Archivo de la Memoria Trans Argentina
Archivo de la Memoria Trans
Chaco
2020
Veronica Fieiras
Archivo de la Memoria Trans
Juan Beccar Varela
Offset
Exposed Spine Binding
2000
336
Archivo de la Memoria Trans is a family reunion. It arises from the need to embrace each other again, to look at each other again, to meet again after more than 30 years with the comrades we thought were dead, with those we distanced ourselves from due to differences or exile; and mainly with the memories of those who are no longer here.
From our past, marked by exclusion and violence, many things were left pending in the urgency to exist. Photographs, stories, diaries, magazines and objects give an account of our activism before activism, and why today there are less than 100 of us who are over 55 years old.
The project was the brainchild of Claudia Pía Baudracco and María Belén Correa, both trans women activists and founders in 1993 of ATA (Asociación de Travestis Argentinas), who had imagined having a space to bring together fellow survivors and their memories. Pía died in 2012 - months before the Gender Identity Law was passed - and María Belén founded the Archive from exile. In 2014, with the help of photographer Cecilia Estalles, she began the work of compiling and digitally preserving the documentation for its conservation and protection. Currently, the Archive contains a collection of more than ten thousand documents; it records material from the beginning of the 20th century to the end of the 1990s. The current members of the project are: María Belén Correa, Cecilia Estalles, Carmen Ibarra, Magalí Muñiz, Carolina Figueredo and Cecilia Saurí.
In the Archive, we assemble memories to make a portrait of friends who are no longer with us. In the dispute for the real version of the anecdote, we discover details that we had forgotten, but that another colleague kept and that are in the orbit of our stars.

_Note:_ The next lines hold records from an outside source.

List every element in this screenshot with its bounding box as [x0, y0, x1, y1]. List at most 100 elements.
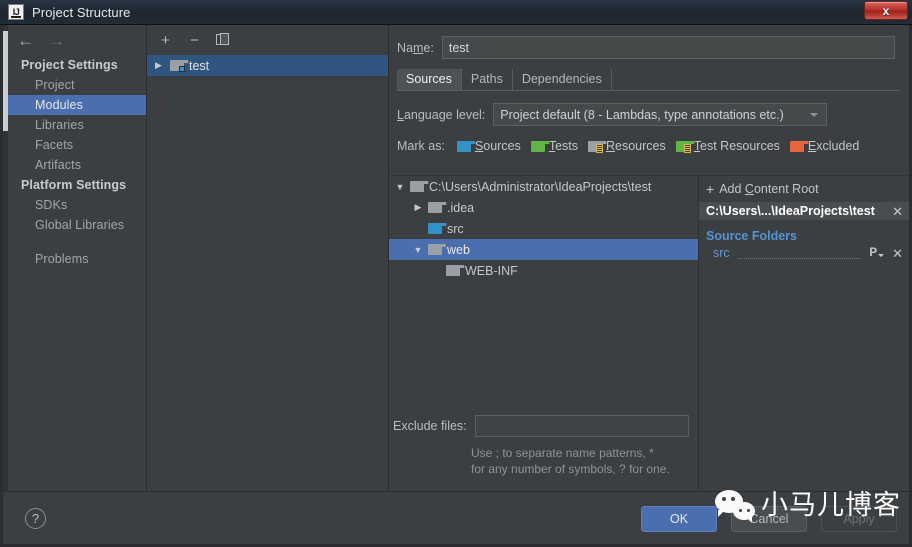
project-structure-dialog: Project Structure x ← → Project Settings…: [0, 0, 912, 547]
tree-node-web[interactable]: ▼ web: [389, 239, 698, 260]
sidebar-item-modules[interactable]: Modules: [3, 95, 146, 115]
forward-arrow-icon[interactable]: →: [48, 32, 65, 49]
folder-resources-icon: [588, 140, 607, 153]
sidebar-scrollbar[interactable]: [3, 25, 8, 491]
sidebar-item-problems[interactable]: Problems: [3, 249, 146, 269]
cancel-button[interactable]: Cancel: [731, 506, 807, 532]
exclude-files-label: Exclude files:: [393, 419, 467, 433]
sidebar-navigation: ← →: [3, 25, 146, 55]
mark-as-tests-label: Tests: [548, 139, 578, 153]
exclude-files-block: Exclude files: Use ; to separate name pa…: [389, 415, 698, 477]
remove-module-icon[interactable]: −: [187, 33, 202, 48]
content-roots-panel: + Add Content Root C:\Users\...\IdeaProj…: [698, 175, 909, 491]
module-details-pane: Name: test Sources Paths Dependencies La…: [389, 25, 909, 491]
mark-as-resources-button[interactable]: Resources: [588, 139, 666, 153]
dialog-footer: ? OK Cancel Apply: [3, 491, 909, 544]
exclude-hint-line-2: for any number of symbols, ? for one.: [471, 462, 670, 476]
module-list-item-label: test: [189, 58, 210, 73]
source-folder-item-src[interactable]: src P ✕: [699, 245, 909, 261]
mark-as-excluded-label: Excluded: [807, 139, 860, 153]
sidebar-group-project-settings: Project Settings: [21, 58, 118, 72]
plus-icon: +: [706, 181, 715, 197]
mark-as-resources-label: Resources: [606, 139, 666, 153]
folder-blue-icon: [456, 140, 476, 152]
tree-spacer-icon: \u25b6: [431, 266, 441, 276]
tab-sources[interactable]: Sources: [397, 69, 462, 90]
exclude-files-input[interactable]: [474, 415, 689, 437]
chevron-down-icon: [810, 113, 819, 117]
exclude-files-hint: Use ; to separate name patterns, * for a…: [389, 437, 698, 477]
leader-dots: [737, 248, 862, 259]
tree-node-label: .idea: [447, 200, 475, 215]
chevron-right-icon[interactable]: ▶: [413, 202, 423, 213]
sidebar-item-libraries[interactable]: Libraries: [3, 115, 146, 135]
mark-as-test-resources-label: Test Resources: [693, 139, 780, 153]
sidebar-divider: [3, 235, 146, 249]
mark-as-excluded-button[interactable]: Excluded: [789, 139, 860, 153]
modules-toolbar: + −: [147, 25, 388, 55]
sources-split: ▼ C:\Users\Administrator\IdeaProjects\te…: [389, 175, 909, 491]
source-folders-title: Source Folders: [706, 229, 797, 243]
content-root-path: C:\Users\...\IdeaProjects\test: [706, 204, 875, 218]
content-root-tree: ▼ C:\Users\Administrator\IdeaProjects\te…: [389, 175, 698, 491]
folder-orange-icon: [789, 140, 809, 152]
folder-test-resources-icon: [675, 140, 695, 153]
mark-as-sources-label: Sources: [474, 139, 521, 153]
package-prefix-icon[interactable]: P: [869, 247, 885, 259]
mark-as-row: Mark as: Sources Tests Resources Test Re…: [389, 126, 909, 153]
sidebar-item-project[interactable]: Project: [3, 75, 146, 95]
content-root-item[interactable]: C:\Users\...\IdeaProjects\test ✕: [699, 202, 909, 220]
copy-module-icon[interactable]: [216, 33, 230, 47]
remove-source-folder-icon[interactable]: ✕: [888, 247, 903, 260]
close-icon[interactable]: x: [864, 1, 908, 20]
module-name-row: Name: test: [389, 25, 909, 59]
tree-spacer-icon: \u25b6: [413, 224, 423, 234]
language-level-value: Project default (8 - Lambdas, type annot…: [500, 107, 784, 122]
module-name-label: Name:: [397, 40, 434, 55]
folder-gray-icon: [410, 181, 429, 192]
mark-as-label: Mark as:: [397, 139, 445, 153]
add-content-root-label: Add Content Root: [719, 182, 819, 196]
tree-node-label: web: [447, 242, 470, 257]
help-button[interactable]: ?: [25, 508, 46, 529]
title-bar: Project Structure x: [0, 0, 912, 25]
sidebar-item-sdks[interactable]: SDKs: [3, 195, 146, 215]
source-folder-name: src: [713, 246, 730, 260]
chevron-right-icon[interactable]: ▶: [155, 60, 165, 71]
tree-node-src[interactable]: \u25b6 src: [389, 218, 698, 239]
tab-dependencies[interactable]: Dependencies: [513, 69, 612, 90]
tree-node-idea[interactable]: ▶ .idea: [389, 197, 698, 218]
module-name-input[interactable]: test: [441, 36, 895, 59]
tree-node-content-root[interactable]: ▼ C:\Users\Administrator\IdeaProjects\te…: [389, 176, 698, 197]
tree-node-web-inf[interactable]: \u25b6 WEB-INF: [389, 260, 698, 281]
add-module-icon[interactable]: +: [158, 33, 173, 48]
sidebar-item-global-libraries[interactable]: Global Libraries: [3, 215, 146, 235]
back-arrow-icon[interactable]: ←: [17, 32, 34, 49]
module-list-item-test[interactable]: ▶ test: [147, 55, 388, 76]
chevron-down-icon[interactable]: ▼: [395, 182, 405, 192]
tab-paths[interactable]: Paths: [462, 69, 513, 90]
mark-as-tests-button[interactable]: Tests: [530, 139, 578, 153]
tree-node-label: src: [447, 221, 464, 236]
dialog-content: ← → Project Settings Project Modules Lib…: [3, 25, 909, 491]
details-tabs: Sources Paths Dependencies: [397, 69, 900, 91]
package-prefix-letter: P: [869, 247, 878, 259]
window-title: Project Structure: [32, 4, 131, 20]
module-folder-icon: [170, 60, 189, 72]
sidebar-item-facets[interactable]: Facets: [3, 135, 146, 155]
language-level-label: Language level:: [397, 107, 486, 122]
folder-blue-icon: [428, 223, 447, 234]
tree-node-label: WEB-INF: [465, 263, 518, 278]
remove-content-root-icon[interactable]: ✕: [888, 205, 903, 218]
mark-as-sources-button[interactable]: Sources: [456, 139, 521, 153]
folder-green-icon: [530, 140, 550, 152]
ok-button[interactable]: OK: [641, 506, 717, 532]
apply-button[interactable]: Apply: [821, 506, 897, 532]
modules-panel: + − ▶ test: [147, 25, 389, 491]
add-content-root-button[interactable]: + Add Content Root: [699, 176, 909, 202]
language-level-row: Language level: Project default (8 - Lam…: [389, 91, 909, 126]
sidebar-item-artifacts[interactable]: Artifacts: [3, 155, 146, 175]
chevron-down-icon[interactable]: ▼: [413, 245, 423, 255]
mark-as-test-resources-button[interactable]: Test Resources: [675, 139, 780, 153]
language-level-select[interactable]: Project default (8 - Lambdas, type annot…: [493, 103, 828, 126]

We look inward with nostalgia, joy and pain to bring back the smell of the perfume that characterised her; that timbre of voice that was hers alone; her gestures; her body; the most tragicomic anecdotes of dungeons and police; who baptised her forever with that nickname that would never appear on a DNI; the furore of the costume for the big carnival party; the new family in Paris, Rome, Villa Madero; the days before her death; and the nights on the roads, avenues and forests or the private flats. Our reality was always struggle and resistance. And an intense shine on the lips.
Essential traces that would be lost without the exercise of intimate, subjective and collective memory.
Being together was the way we found to resist the multiple forms of violence exercised by civil society and the state. By building this archive, we have been able to reinforce the power of our bonds by staying together.
This is the closest and truest account of our family that can exist, because we, the survivors, built it ourselves.